Opinião

O sextante do Cova

8 jul 2016 00:00

Quando era puto ensinaram-me que os nossos navegantes se orientavam por um instrumento que misturava ótica, estrelas, ângulos e linhas do horizonte e mais umas contas de cabeça que só esses marinheiros de antanho saberiam fazer.

Sextante. Para não me esquecer pensava numa estante à sexta-feira e lá me acertava nos testes de história. Creio que nunca mais pensei no assunto. A sinalética vertical e o GPS ajudaram ao esquecimento e os meus exames do secundário já foram no século passado.

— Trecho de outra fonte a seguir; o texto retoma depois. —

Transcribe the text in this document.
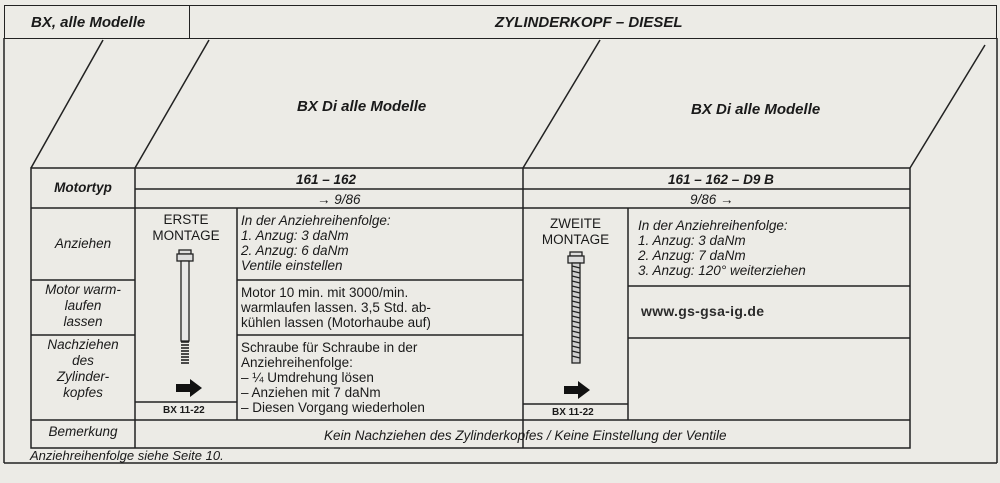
BX, alle Modelle	ZYLINDERKOPF – DIESEL
BX Di alle Modelle	BX Di alle Modelle
Motortyp
Anziehen
Motor warm-
laufen
lassen
Nachziehen
des
Zylinder-
kopfes
Bemerkung
161 – 162
→ 9/86
161 – 162 – D9 B
9/86 →
ERSTE
MONTAGE
BX 11-22
In der Anziehreihenfolge:
1. Anzug: 3 daNm
2. Anzug: 6 daNm
Ventile einstellen
Motor 10 min. mit 3000/min.
warmlaufen lassen. 3,5 Std. ab-
kühlen lassen (Motorhaube auf)
Schraube für Schraube in der
Anziehreihenfolge:
– ¼ Umdrehung lösen
– Anziehen mit 7 daNm
– Diesen Vorgang wiederholen
ZWEITE
MONTAGE
BX 11-22
In der Anziehreihenfolge:
1. Anzug: 3 daNm
2. Anzug: 7 daNm
3. Anzug: 120° weiterziehen
www.gs-gsa-ig.de
Kein Nachziehen des Zylinderkopfes / Keine Einstellung der Ventile
Anziehreihenfolge siehe Seite 10.
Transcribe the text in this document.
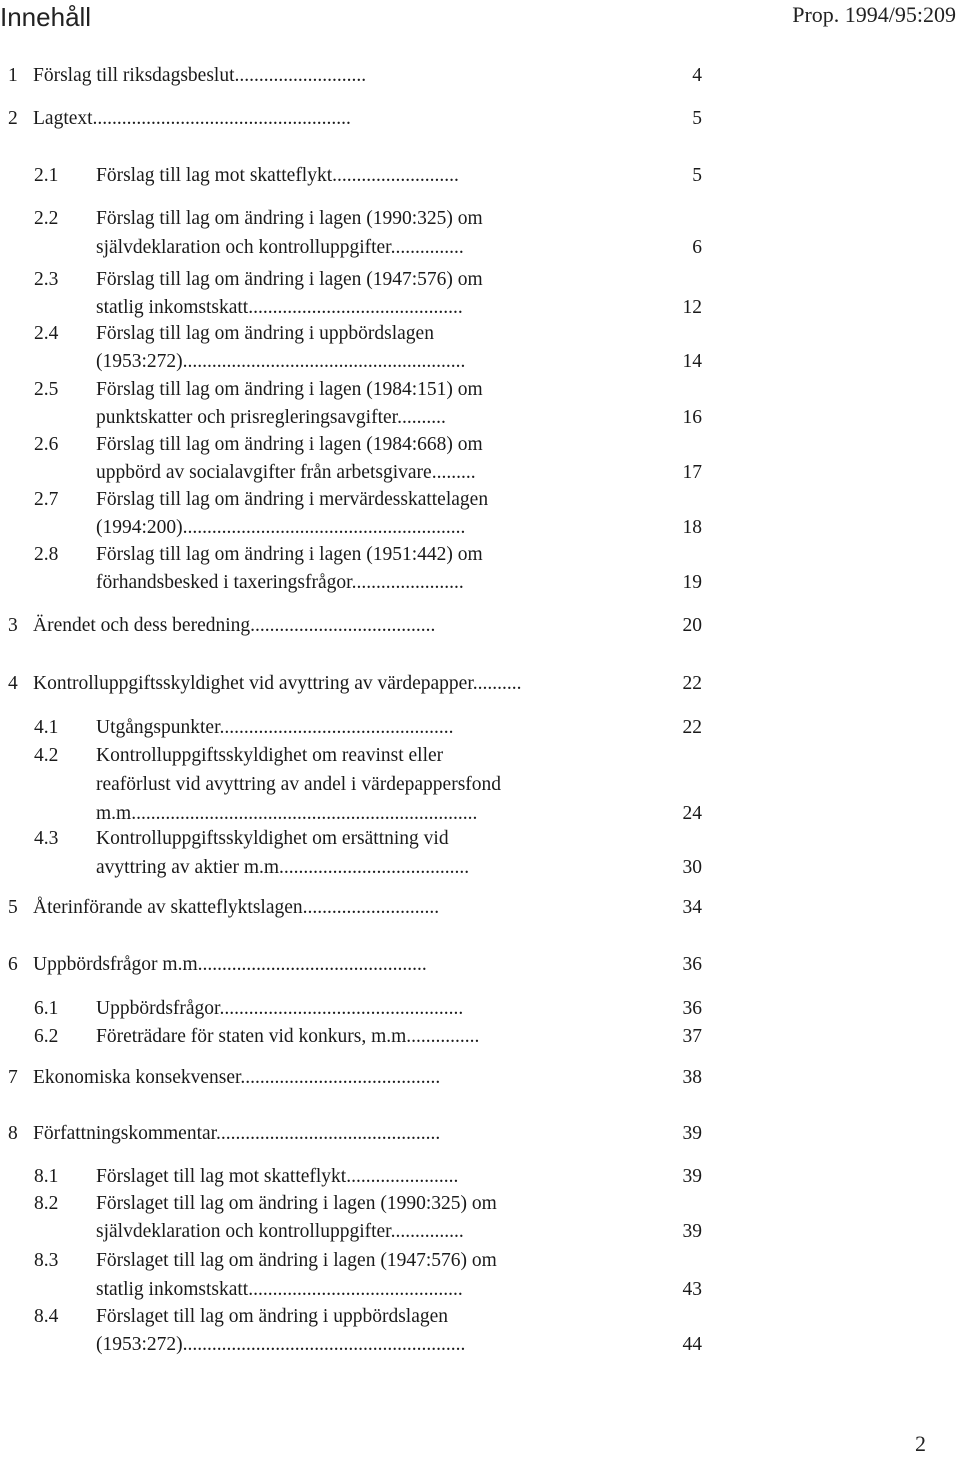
Innehåll	Prop. 1994/95:209
1 Förslag till riksdagsbeslut...........................	4
2 Lagtext.....................................................	5
2.1 Förslag till lag mot skatteflykt..........................	5
2.2 Förslag till lag om ändring i lagen (1990:325) om
självdeklaration och kontrolluppgifter...............	6
2.3 Förslag till lag om ändring i lagen (1947:576) om
statlig inkomstskatt............................................	12
2.4 Förslag till lag om ändring i uppbördslagen
(1953:272)..........................................................	14
2.5 Förslag till lag om ändring i lagen (1984:151) om
punktskatter och prisregleringsavgifter..........	16
2.6 Förslag till lag om ändring i lagen (1984:668) om
uppbörd av socialavgifter från arbetsgivare.........	17
2.7 Förslag till lag om ändring i mervärdesskattelagen
(1994:200)..........................................................	18
2.8 Förslag till lag om ändring i lagen (1951:442) om
förhandsbesked i taxeringsfrågor.......................	19
3 Ärendet och dess beredning......................................	20
4 Kontrolluppgiftsskyldighet vid avyttring av värdepapper..........	22
4.1 Utgångspunkter................................................	22
4.2 Kontrolluppgiftsskyldighet om reavinst eller
reaförlust vid avyttring av andel i värdepappersfond
m.m.......................................................................	24
4.3 Kontrolluppgiftsskyldighet om ersättning vid
avyttring av aktier m.m.......................................	30
5 Återinförande av skatteflyktslagen............................	34
6 Uppbördsfrågor m.m...............................................	36
6.1 Uppbördsfrågor..................................................	36
6.2 Företrädare för staten vid konkurs, m.m...............	37
7 Ekonomiska konsekvenser.........................................	38
8 Författningskommentar..............................................	39
8.1 Förslaget till lag mot skatteflykt.......................	39
8.2 Förslaget till lag om ändring i lagen (1990:325) om
självdeklaration och kontrolluppgifter...............	39
8.3 Förslaget till lag om ändring i lagen (1947:576) om
statlig inkomstskatt............................................	43
8.4 Förslaget till lag om ändring i uppbördslagen
(1953:272)..........................................................	44
2
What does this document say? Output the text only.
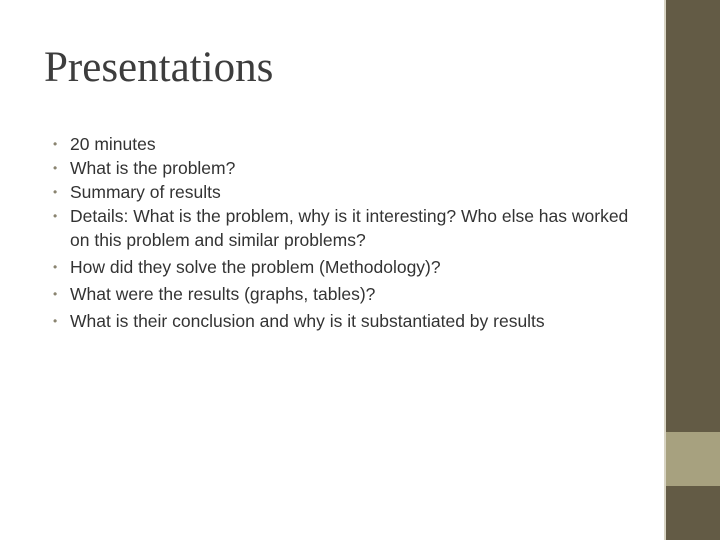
Presentations
• 20 minutes
• What is the problem?
• Summary of results
• Details: What is the problem, why is it interesting? Who else has worked on this problem and similar problems?
• How did they solve the problem (Methodology)?
• What were the results (graphs, tables)?
• What is their conclusion and why is it substantiated by results
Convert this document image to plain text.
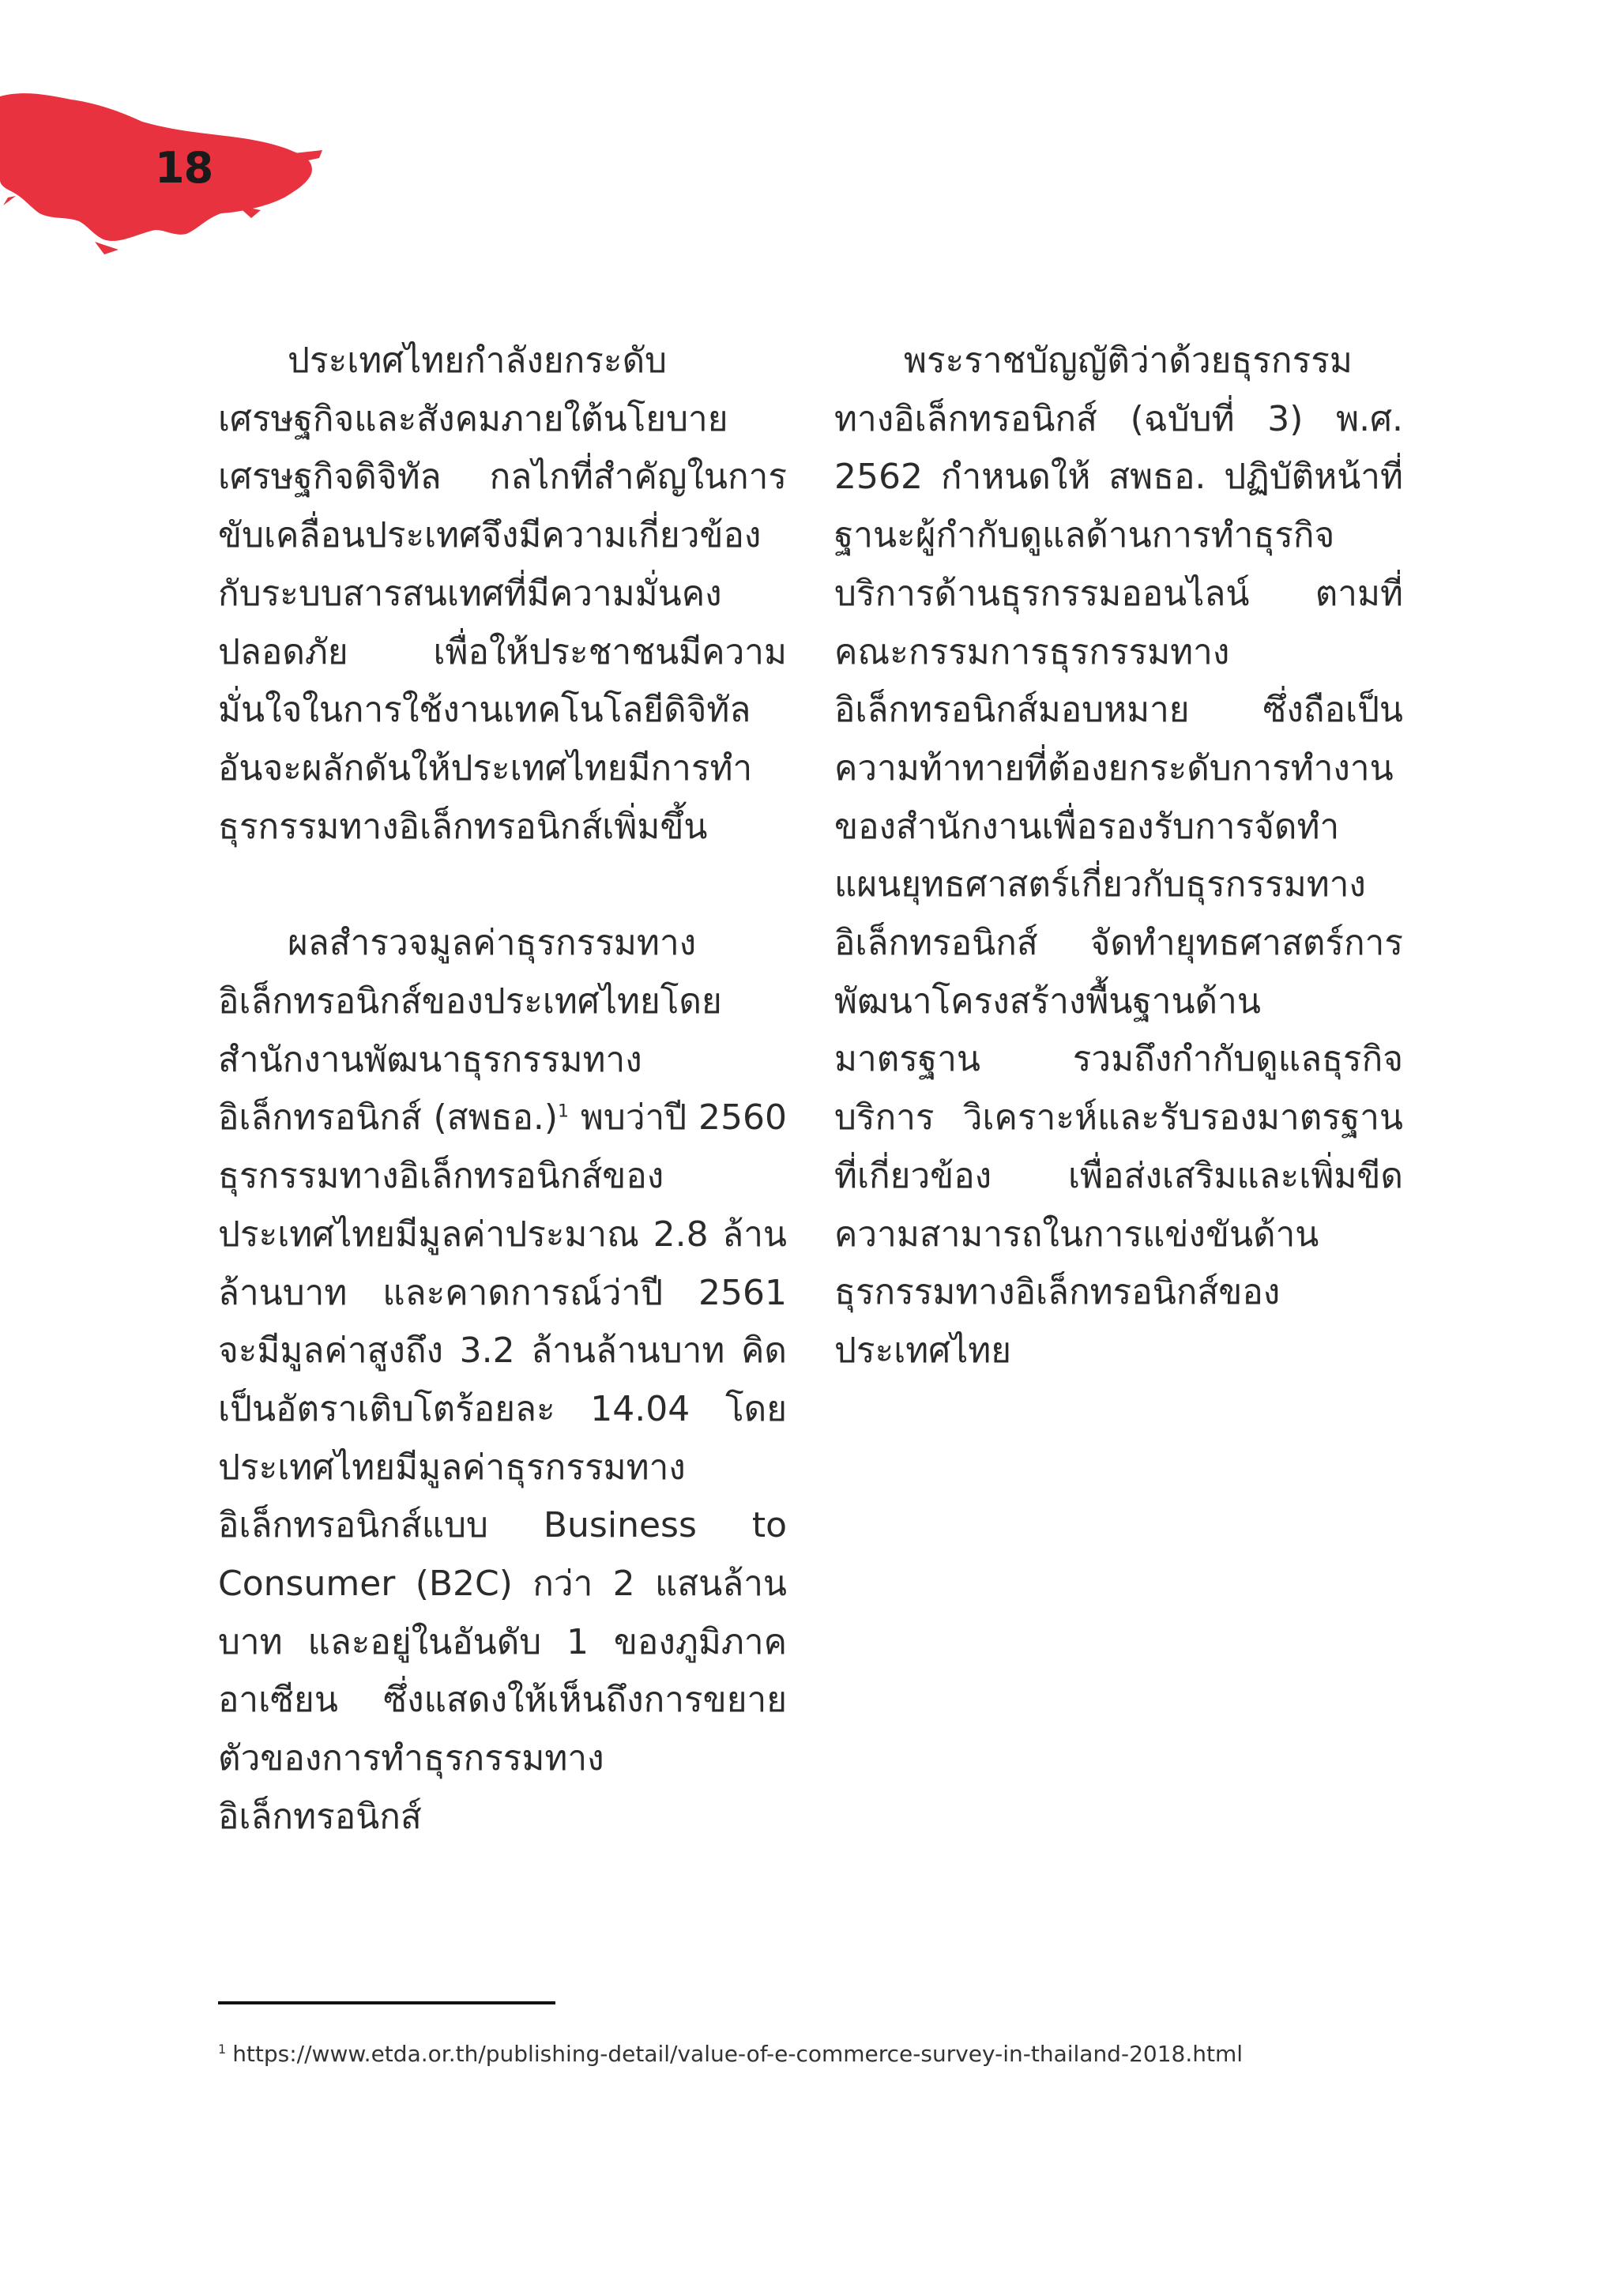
18

ประเทศไทยกำลังยกระดับเศรษฐกิจและสังคมภายใต้นโยบายเศรษฐกิจดิจิทัล กลไกที่สำคัญในการขับเคลื่อนประเทศจึงมีความเกี่ยวข้องกับระบบสารสนเทศที่มีความมั่นคงปลอดภัย เพื่อให้ประชาชนมีความมั่นใจในการใช้งานเทคโนโลยีดิจิทัล อันจะผลักดันให้ประเทศไทยมีการทำธุรกรรมทางอิเล็กทรอนิกส์เพิ่มขึ้น

ผลสำรวจมูลค่าธุรกรรมทางอิเล็กทรอนิกส์ของประเทศไทยโดยสำนักงานพัฒนาธุรกรรมทางอิเล็กทรอนิกส์ (สพธอ.)$^1$ พบว่าปี 2560 ธุรกรรมทางอิเล็กทรอนิกส์ของประเทศไทยมีมูลค่าประมาณ 2.8 ล้านล้านบาท และคาดการณ์ว่าปี 2561 จะมีมูลค่าสูงถึง 3.2 ล้านล้านบาท คิดเป็นอัตราเติบโตร้อยละ 14.04 โดยประเทศไทยมีมูลค่าธุรกรรมทางอิเล็กทรอนิกส์แบบ Business to Consumer (B2C) กว่า 2 แสนล้านบาท และอยู่ในอันดับ 1 ของภูมิภาคอาเซียน ซึ่งแสดงให้เห็นถึงการขยายตัวของการทำธุรกรรมทางอิเล็กทรอนิกส์

พระราชบัญญัติว่าด้วยธุรกรรมทางอิเล็กทรอนิกส์ (ฉบับที่ 3) พ.ศ. 2562 กำหนดให้ สพธอ. ปฏิบัติหน้าที่ฐานะผู้กำกับดูแลด้านการทำธุรกิจบริการด้านธุรกรรมออนไลน์ ตามที่คณะกรรมการธุรกรรมทางอิเล็กทรอนิกส์มอบหมาย ซึ่งถือเป็นความท้าทายที่ต้องยกระดับการทำงานของสำนักงานเพื่อรองรับการจัดทำแผนยุทธศาสตร์เกี่ยวกับธุรกรรมทางอิเล็กทรอนิกส์ จัดทำยุทธศาสตร์การพัฒนาโครงสร้างพื้นฐานด้านมาตรฐาน รวมถึงกำกับดูแลธุรกิจบริการ วิเคราะห์และรับรองมาตรฐานที่เกี่ยวข้อง เพื่อส่งเสริมและเพิ่มขีดความสามารถในการแข่งขันด้านธุรกรรมทางอิเล็กทรอนิกส์ของประเทศไทย

$^1$ https://www.etda.or.th/publishing-detail/value-of-e-commerce-survey-in-thailand-2018.html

Há dias, bem cedo, encontrei o Cova de sextante em punho e dei comigo a rir-me da minha desmemória. Fui logo numa pressa tomar um café à praça para gravar o momento e tomar notas. Afinal o fulano é topógrafo, imagine-se! E eu que o pensava sempre de fato preto, acanhado e comprado na Zara, de gravata preta, a fazer serviços fúnebres ao sol para justificar ter posto a “Lua de Luto”. Sei lá como o imaginei com essa vida, mas sempre acreditei que se ocupava a transformar a Senhora da Encarnação numa Stonehenge do avesso. Assim como se ele fosse o líder de uma associação mística e o Bordel Ravel uma cerimónia pagã para angariar fiéis e outros seguidores.

Agora já sei que o seu sextante se chama teodolito e que a mira o ajuda nos cálculos. Menos mal. Afinal o moço não é sombrio. Contudo ainda não sei se confio nele. Vejamos: suponho que um topógrafo descobre linhas, ângulos, medidas, dimensões, onde nós só vimos distâncias, percalços do terreno ou, quanto muito, paredes e muros. Logo seria suposto que os seus apontamentos se traduzissem nuns quantos números e meia-dúzia de rabiscos, mais tarde traduzidos e alinhados em cartas topográficas. Qual quê? A pretexto do cumprimento civilizado espreitei-lhe o caderninho e o que vi encheu-me de preocupação.

O rapaz, subrepticiamente, desenha (e bem!) pedaços da cidade. Empenas, varandas e janelas, paramentos, alçados, áticos, testadas, está lá tudo. O cachopo, disfarçado de topógrafo, afinal anda mas é a sugar a memória edificada da cidade. Isso é motivo de preocupação. Não tarda, um qualquer empreendedor quer fazer progredir a cidade, e lá vêm os esquissos do Cova fazer mossa. Mas não, isso não pode ser assim! Era o que mais faltava! No traçado original havia aqui este apontamento que não se pode perder porque desvirtua o espírito da urbe! E lá ficará o projeto mais não sei quanto tempo a passear-se entre gabinetes de decisão só porque há um herege que parece gostar da nossa cidade e que cuida de manter viva a memória dos edifícios. É perigoso e trava o progresso.

Isto já vai longo e preciso de outro café. Afinal Leiria é mesmo uma capital da Cultura. Não capital do entretenimento como alguns preconizam, mas dessa Cultura sólida, feita da memória e saber de quem nela habita. Uma cidade de Cultura feita deste e de outros Covas que leem e interpretam o quotidiano de todos nós e com isso fazem criam, nos envolvem, inquietam, nos fazem sentir orgulho de ser daqui. Agora já entendo porque há tempos o Cova dizia que as coisas lhe passam pela cabeça e depois tem dificuldade em não as executar. Pudera! Ele tem um sextante.